Es inaplazable discutir y definir la noción de patrimonio. Hace tiempo que la noción de Centro Histórico dejó de ser operante; no podemos olvidar que la ciudad de México fue construida encima de otra ciudad, para bien y para mal. Es un hecho insoslayable que cada vez que se decide erigir una nueva edificación, nos enfrentamos a la disyuntiva de mantener únicamente los restos arqueológicos o convivir con ellos. No es una discusión sencilla, lo sé; ya no debemos caer en el exceso que arrasó con los centros históricos de muchas ciudades, pero también es claro que el otro extremo -el del inmovilismo, el de no tocar una sola piedra antigua, el temor a lo Grande, a las ideas nuevas y a la cultura contemporánea- no es el camino más deseable. Todos sabemos que los antepasados construían sobre sus propios edificios, en un acto de gratitud cósmica y de apuesta al futuro, y no creo que las teocracias militaristas prehispánicas fueran mejores o peores que nuestros príncipes neoliberales. En el peor de los casos, en ambos el ímpetu constructivo es impulsado por intereses mezquinos y de poder, pero en el mejor, se procura dotar al espacio de más y mejores puntos de referencia y de orgullo ciudadano, proyectados por las mentes más lúcidas del momento.

¿Qué opinarían hoy los grupos ecologistas de la tala y el rasuramiento de un pedazo de cerro en el valle de Oaxaca para crear un centro urbano? ¿No es más lo que se obtuvo? ¿No es más esa maravilla llamada Monte Albán que un puñado de árboles ralos? Sospecho que son mejores los árboles que crecen ahí desde entonces, junto a esas piedras cortadas por el hombre. ¿No somos acaso mejores después de visitar ese pedazo de cosmos artificial? ¿Qué sería de ese fenómeno llamado Roma sin la aglomeración y congestionamiento de monumentos y épocas diversas? La discusión sobre los bienes históricos patrimoniales deberá ser bien razonada, más eficaz, menos monolítica y más amplia e incluyente. ¿Por qué nadie ha alzado la voz ante la construcción de ese par de infames torres de espejos al otro lado de Insurgentes que antes mencionaba y que, a mi juicio, merecerían ser destruidas antes de concluirse? También pertenecen a grupos igualmente poderosos, y no sólo afectan al entorno de la pirámide sino al más sutil y modesto de la Villa Olímpica, tan llena de significado. Nadie, que yo sepa, protestó cuando se cubrió de manera vulgar la pulida y bien diseñada fachada del Hotel María Isabel, robándonos un buen frente moderno de José Villagrán y violentando el contexto de uno de nuestros mejores símbolos: el çngel de la Independencia.

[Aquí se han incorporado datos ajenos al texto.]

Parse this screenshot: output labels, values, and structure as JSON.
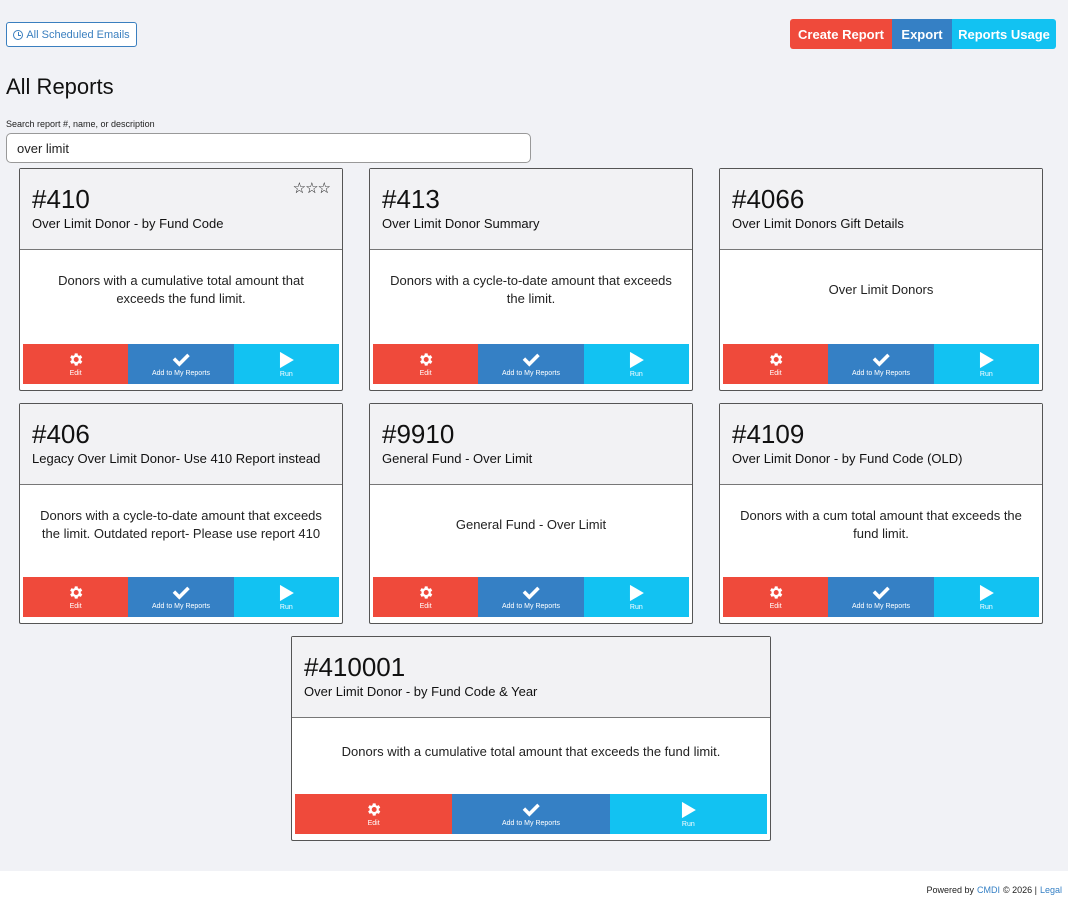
{
  "header": {
    "scheduled_label": "All Scheduled Emails",
    "create_label": "Create Report",
    "export_label": "Export",
    "usage_label": "Reports Usage"
  },
  "page_title": "All Reports",
  "search": {
    "label": "Search report #, name, or description",
    "value": "over limit"
  },
  "actions": {
    "edit": "Edit",
    "add": "Add to My Reports",
    "run": "Run"
  },
  "reports": [
    {
      "number": "#410",
      "name": "Over Limit Donor - by Fund Code",
      "description": "Donors with a cumulative total amount that exceeds the fund limit.",
      "stars": "☆☆☆"
    },
    {
      "number": "#413",
      "name": "Over Limit Donor Summary",
      "description": "Donors with a cycle-to-date amount that exceeds the limit."
    },
    {
      "number": "#4066",
      "name": "Over Limit Donors Gift Details",
      "description": "Over Limit Donors"
    },
    {
      "number": "#406",
      "name": "Legacy Over Limit Donor- Use 410 Report instead",
      "description": "Donors with a cycle-to-date amount that exceeds the limit. Outdated report- Please use report 410"
    },
    {
      "number": "#9910",
      "name": "General Fund - Over Limit",
      "description": "General Fund - Over Limit"
    },
    {
      "number": "#4109",
      "name": "Over Limit Donor - by Fund Code (OLD)",
      "description": "Donors with a cum total amount that exceeds the fund limit."
    },
    {
      "number": "#410001",
      "name": "Over Limit Donor - by Fund Code & Year",
      "description": "Donors with a cumulative total amount that exceeds the fund limit."
    }
  ],
  "footer": {
    "powered_by": "Powered by",
    "company": "CMDI",
    "copyright": "© 2026 |",
    "legal": "Legal"
  },
  "colors": {
    "edit": "#ef4a3b",
    "add": "#3580c5",
    "run": "#12c2f2",
    "background": "#f1f2f6"
  }
}
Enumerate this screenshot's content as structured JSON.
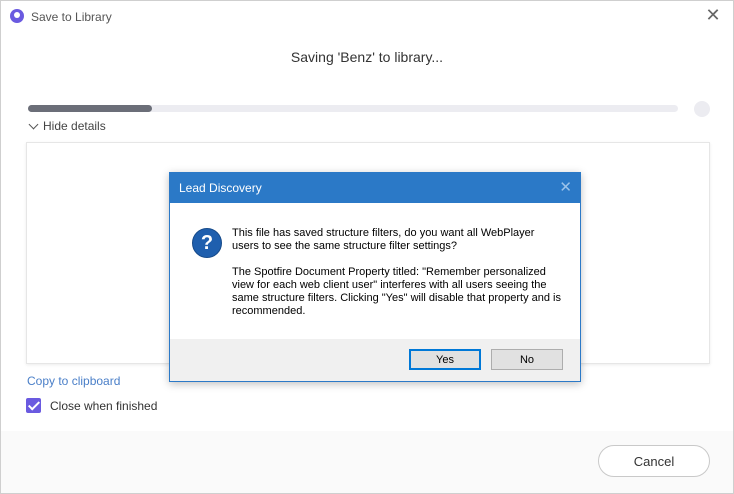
{
  "window": {
    "title": "Save to Library",
    "accent_color": "#6a5ae0"
  },
  "status": {
    "saving_text": "Saving 'Benz' to library...",
    "progress": 0.19
  },
  "details": {
    "toggle_label": "Hide details"
  },
  "actions": {
    "copy_label": "Copy to clipboard",
    "close_when_finished_label": "Close when finished",
    "close_when_finished_checked": true,
    "cancel_label": "Cancel"
  },
  "dialog": {
    "title": "Lead Discovery",
    "title_color": "#2b79c7",
    "icon": "question-icon",
    "message_1": "This file has saved structure filters, do you want all WebPlayer users to see the same structure filter settings?",
    "message_2": "The Spotfire Document Property titled: \"Remember personalized view for each web client user\" interferes with all users seeing the same structure filters.  Clicking \"Yes\" will disable that property and is recommended.",
    "yes_label": "Yes",
    "no_label": "No"
  }
}
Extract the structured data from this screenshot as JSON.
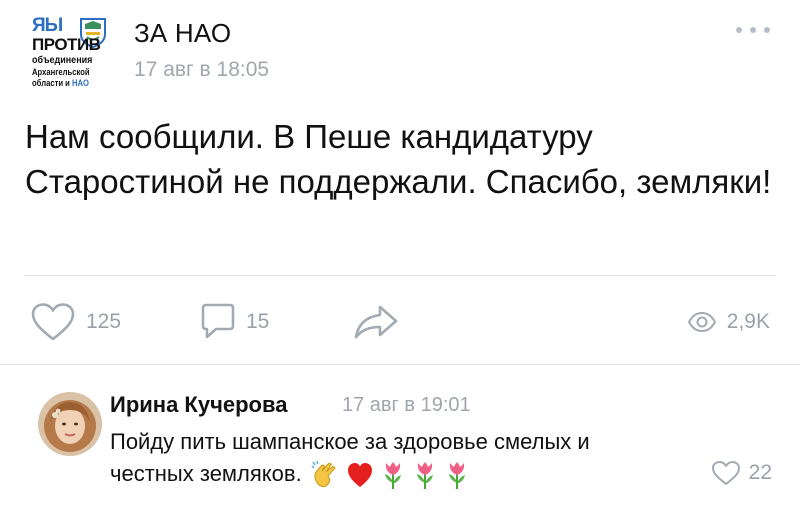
{
  "post": {
    "logo_text": {
      "line1": "ЯЫ",
      "line2": "ПРОТИВ",
      "line3": "объединения",
      "line4": "Архангельской",
      "line5_prefix": "области и ",
      "line5_suffix": "НАО"
    },
    "community_name": "ЗА НАО",
    "date": "17 авг в 18:05",
    "text": "Нам сообщили. В Пеше кандидатуру Старостиной не поддержали. Спасибо, земляки!",
    "likes": "125",
    "comments": "15",
    "views": "2,9K",
    "icons": {
      "like": "heart-outline-icon",
      "comment": "comment-bubble-icon",
      "share": "share-arrow-icon",
      "views": "eye-icon",
      "more": "more-dots-icon"
    }
  },
  "comment": {
    "author": "Ирина Кучерова",
    "time": "17 авг в 19:01",
    "text": "Пойду пить шампанское за здоровье смелых и честных земляков.",
    "emojis": [
      "clapping-hands-emoji",
      "red-heart-emoji",
      "tulip-emoji",
      "tulip-emoji",
      "tulip-emoji"
    ],
    "likes": "22"
  },
  "colors": {
    "text": "#111111",
    "muted": "#9aa1a9",
    "divider": "#e4e6ea",
    "logo_blue": "#2c6fc2"
  }
}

Ojalá que el nuevo Gobierno de la ciudad no caiga en la tentación populista de vetar la edificación. La decisión sobre Cuicuilco puede ser una lección positiva pese a todo, si se sabe ver con calma y sin apasionamientos revanchistas. Es interesante apuntar que han sido los gobiernos socialistas europeos de los últimos tiempos los que han impulsado los mejores ejemplos de arquitectura y urbanismo moderno: el caso de la Francia de Mitterrand es bastante conocido; la España de Felipe González, ayudado de inteligentes alcaldes de izquierda como Pasqual Magarall en Barcelona, lograron reubicar a la península ibérica en el mapa de la historia contemporánea de la arquitectura; y recientemente, el flamante laborista Tony Blair debuta apoyando un gran edificio de exposiciones en Greenwich, diseñado por Sir Richard Rodgers, autor también de la magnífica sede de Lloyds en Londres. La ciudad de México está lista para su despegue: campo virgen para grandes intervenciones urbanas en vivienda, transporte y servicios, la recién descubierta inercia de la democracia y un partido de izquierda en la alcaldía, que espero no desperdicie la oportunidad de retomar la calidad arquitectónica y urbana de la ciudad de México, como se hizo en Cuicuilco.

* Lemoine, Bertrand, Eiffel, Ed. Stylos, Barcelona, 1986, pp. 86.